How could the Google deal lower sprint and T-Mobile's cost structure? Under the Google deal devices will connect to S or TM depending on which delivers the best connection and capacity.
Let's do a simple 'what if': What if the Google Nexus 6 service results in users who are more satisfied with the service because they get better connections. This could turn up in RootMetrics and other future surveys so long as the number of tests are adequate and its differentiated in their reports.. they usually don't differentiate MVNO's of individual operators but might either be commissioned or have a curious interest in doing so for the joint service. If the service works out as it probably will, then Sprint and T-Mobile might do studies that analyse what the cost savings could be if they each decided to invest in coverage and capacity where the benefit was greater and not where the other has or plans better coverage. The 'make or buy' decision might have Sprint building for higher capacity using 2.6GHz while T-Mobile builds more for coverage.. doing what they already emphasize due to differences in spectrum etc. but on a judicious basis.

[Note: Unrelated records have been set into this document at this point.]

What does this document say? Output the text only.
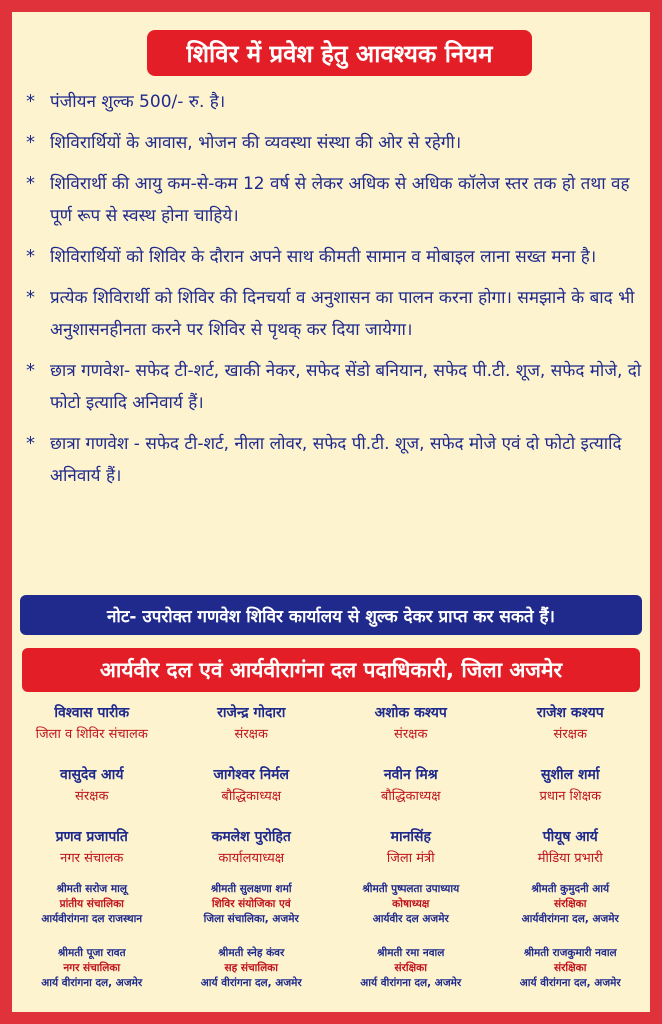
शिविर में प्रवेश हेतु आवश्यक नियम
* पंजीयन शुल्क 500/- रु. है।
* शिविरार्थियों के आवास, भोजन की व्यवस्था संस्था की ओर से रहेगी।
* शिविरार्थी की आयु कम-से-कम 12 वर्ष से लेकर अधिक से अधिक कॉलेज स्तर तक हो तथा वह पूर्ण रूप से स्वस्थ होना चाहिये।
* शिविरार्थियों को शिविर के दौरान अपने साथ कीमती सामान व मोबाइल लाना सख्त मना है।
* प्रत्येक शिविरार्थी को शिविर की दिनचर्या व अनुशासन का पालन करना होगा। समझाने के बाद भी अनुशासनहीनता करने पर शिविर से पृथक् कर दिया जायेगा।
* छात्र गणवेश- सफेद टी-शर्ट, खाकी नेकर, सफेद सेंडो बनियान, सफेद पी.टी. शूज, सफेद मोजे, दो फोटो इत्यादि अनिवार्य हैं।
* छात्रा गणवेश - सफेद टी-शर्ट, नीला लोवर, सफेद पी.टी. शूज, सफेद मोजे एवं दो फोटो इत्यादि अनिवार्य हैं।
नोट- उपरोक्त गणवेश शिविर कार्यालय से शुल्क देकर प्राप्त कर सकते हैं।
आर्यवीर दल एवं आर्यवीरागंना दल पदाधिकारी, जिला अजमेर
विश्वास पारीक
जिला व शिविर संचालक
राजेन्द्र गोदारा
संरक्षक
अशोक कश्यप
संरक्षक
राजेश कश्यप
संरक्षक
वासुदेव आर्य
संरक्षक
जागेश्वर निर्मल
बौद्धिकाध्यक्ष
नवीन मिश्र
बौद्धिकाध्यक्ष
सुशील शर्मा
प्रधान शिक्षक
प्रणव प्रजापति
नगर संचालक
कमलेश पुरोहित
कार्यालयाध्यक्ष
मानसिंह
जिला मंत्री
पीयूष आर्य
मीडिया प्रभारी
श्रीमती सरोज मालू
प्रांतीय संचालिका
आर्यवीरांगना दल राजस्थान
श्रीमती सुलक्षणा शर्मा
शिविर संयोजिका एवं
जिला संचालिका, अजमेर
श्रीमती पुष्पलता उपाध्याय
कोषाध्यक्ष
आर्यवीर दल अजमेर
श्रीमती कुमुदनी आर्य
संरक्षिका
आर्यवीरांगना दल, अजमेर
श्रीमती पूजा रावत
नगर संचालिका
आर्य वीरांगना दल, अजमेर
श्रीमती स्नेह कंवर
सह संचालिका
आर्य वीरांगना दल, अजमेर
श्रीमती रमा नवाल
संरक्षिका
आर्य वीरांगना दल, अजमेर
श्रीमती राजकुमारी नवाल
संरक्षिका
आर्य वीरांगना दल, अजमेर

This works from a cost/benefit perspective and, very importantly, works from a low hassle, ease perspective: neither has to make major changes, go out for major funding, change management, change technology platforms, change marketing except, once implemented, be able to claim better service, etc. Sprint and T-Mobile could, on the surface and organizationally, do what they have been doing but with better utilization of capital and better service behind them. No changes in ownership of spectrum, networks or marketshare also means no regulatory hurdles beyond the mundane.